Le premier a avoir fait parler de lui est le plus jeune, Benoît. Nous sommes au début du mois de novembre dernier, le club de l’AS Monaco est en pleine crise, dans les bas-fonds du classement alors qu’il était attendu comme un ténor. Un coach bien connu, Thierry Henry, vient de prendre place sur le banc depuis moins d’un mois. À la surprise générale, le nom du jeune Benoît Badishile apparaît sur la feuille du match du lendemain pour défier le prestigieux PSG. Il en découle une lourde défaite mais peu importe, le gamin de 17 ans a réussi avec la manière son premier match professionnel. Depuis, profitant des blessures et surtout de son talent, il ne s’assoira plus sur le banc des remplaçants et s’imposera comme la révélation du club dans cette année plus que délicate.

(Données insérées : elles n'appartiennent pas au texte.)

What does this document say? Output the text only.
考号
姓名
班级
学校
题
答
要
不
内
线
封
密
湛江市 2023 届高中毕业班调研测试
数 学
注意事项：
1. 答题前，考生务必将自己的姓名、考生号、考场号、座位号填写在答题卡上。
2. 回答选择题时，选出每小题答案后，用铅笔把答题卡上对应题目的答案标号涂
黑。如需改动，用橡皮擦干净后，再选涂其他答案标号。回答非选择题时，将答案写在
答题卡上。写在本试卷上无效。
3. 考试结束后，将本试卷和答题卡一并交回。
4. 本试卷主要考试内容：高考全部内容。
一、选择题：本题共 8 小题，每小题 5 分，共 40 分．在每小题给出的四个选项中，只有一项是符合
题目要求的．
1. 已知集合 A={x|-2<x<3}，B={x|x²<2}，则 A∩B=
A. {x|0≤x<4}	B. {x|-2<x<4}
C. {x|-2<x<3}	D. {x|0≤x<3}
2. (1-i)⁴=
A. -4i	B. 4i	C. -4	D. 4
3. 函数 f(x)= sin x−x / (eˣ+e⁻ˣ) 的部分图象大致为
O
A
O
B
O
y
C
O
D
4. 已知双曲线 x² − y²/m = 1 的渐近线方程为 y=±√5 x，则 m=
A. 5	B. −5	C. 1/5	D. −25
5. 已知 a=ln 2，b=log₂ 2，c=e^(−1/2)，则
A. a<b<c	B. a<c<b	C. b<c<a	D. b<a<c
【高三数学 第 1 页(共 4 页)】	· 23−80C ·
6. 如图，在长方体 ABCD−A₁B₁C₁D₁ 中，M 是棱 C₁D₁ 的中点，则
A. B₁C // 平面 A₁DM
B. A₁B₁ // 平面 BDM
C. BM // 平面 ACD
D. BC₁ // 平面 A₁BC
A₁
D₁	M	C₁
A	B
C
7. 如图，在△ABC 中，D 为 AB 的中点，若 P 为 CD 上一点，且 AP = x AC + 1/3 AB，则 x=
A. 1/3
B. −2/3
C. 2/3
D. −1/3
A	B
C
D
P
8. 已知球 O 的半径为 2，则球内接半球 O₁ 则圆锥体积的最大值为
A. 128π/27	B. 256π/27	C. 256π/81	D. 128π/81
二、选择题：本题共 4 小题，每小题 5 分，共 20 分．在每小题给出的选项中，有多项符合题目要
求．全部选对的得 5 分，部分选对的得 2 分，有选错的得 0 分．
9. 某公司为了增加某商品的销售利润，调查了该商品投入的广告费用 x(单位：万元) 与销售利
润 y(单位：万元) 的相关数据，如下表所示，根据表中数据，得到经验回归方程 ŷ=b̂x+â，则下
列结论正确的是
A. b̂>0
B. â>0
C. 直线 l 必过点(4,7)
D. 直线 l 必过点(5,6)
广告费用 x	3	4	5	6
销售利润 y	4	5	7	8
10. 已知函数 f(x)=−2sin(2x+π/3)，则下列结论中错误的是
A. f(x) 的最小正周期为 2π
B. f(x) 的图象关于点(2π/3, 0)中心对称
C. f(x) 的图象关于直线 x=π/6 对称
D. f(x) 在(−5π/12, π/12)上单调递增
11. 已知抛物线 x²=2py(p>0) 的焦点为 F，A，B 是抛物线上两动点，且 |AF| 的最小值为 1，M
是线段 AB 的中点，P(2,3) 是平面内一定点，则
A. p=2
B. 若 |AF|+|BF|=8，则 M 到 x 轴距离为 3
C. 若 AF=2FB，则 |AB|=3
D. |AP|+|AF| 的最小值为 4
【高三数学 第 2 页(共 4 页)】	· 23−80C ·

Loïc quant à lui, a choisi de se faire remarquer d’une manière encore plus incroyable. Le 9 janvier dernier se joue un match de coupe de la ligue entre Monaco et Rennes. Le jeune portier, alors troisième gardien dans la hiérarchie, est titulaire quand il s’agit des coupes depuis le début de la saison. Au terme d’un match équilibré et ouvert, le score est de 1-1 à la fin du temps réglementaire, la décision se jouera alors aux tirs au but. Fait assez rare dans l’histoire du football, les deux équipes sont encore à égalité après 20 tentatives, les gardiens ayant déjà effectué 3 arrêts chacun. C’est donc à leur tour de devenir tireur ; si le portier de Rennes manque son tir, Loïc ne tremble pas et qualifie à lui tout seul son équipe au tour suivant. Le héros de la soirée est tout trouvé !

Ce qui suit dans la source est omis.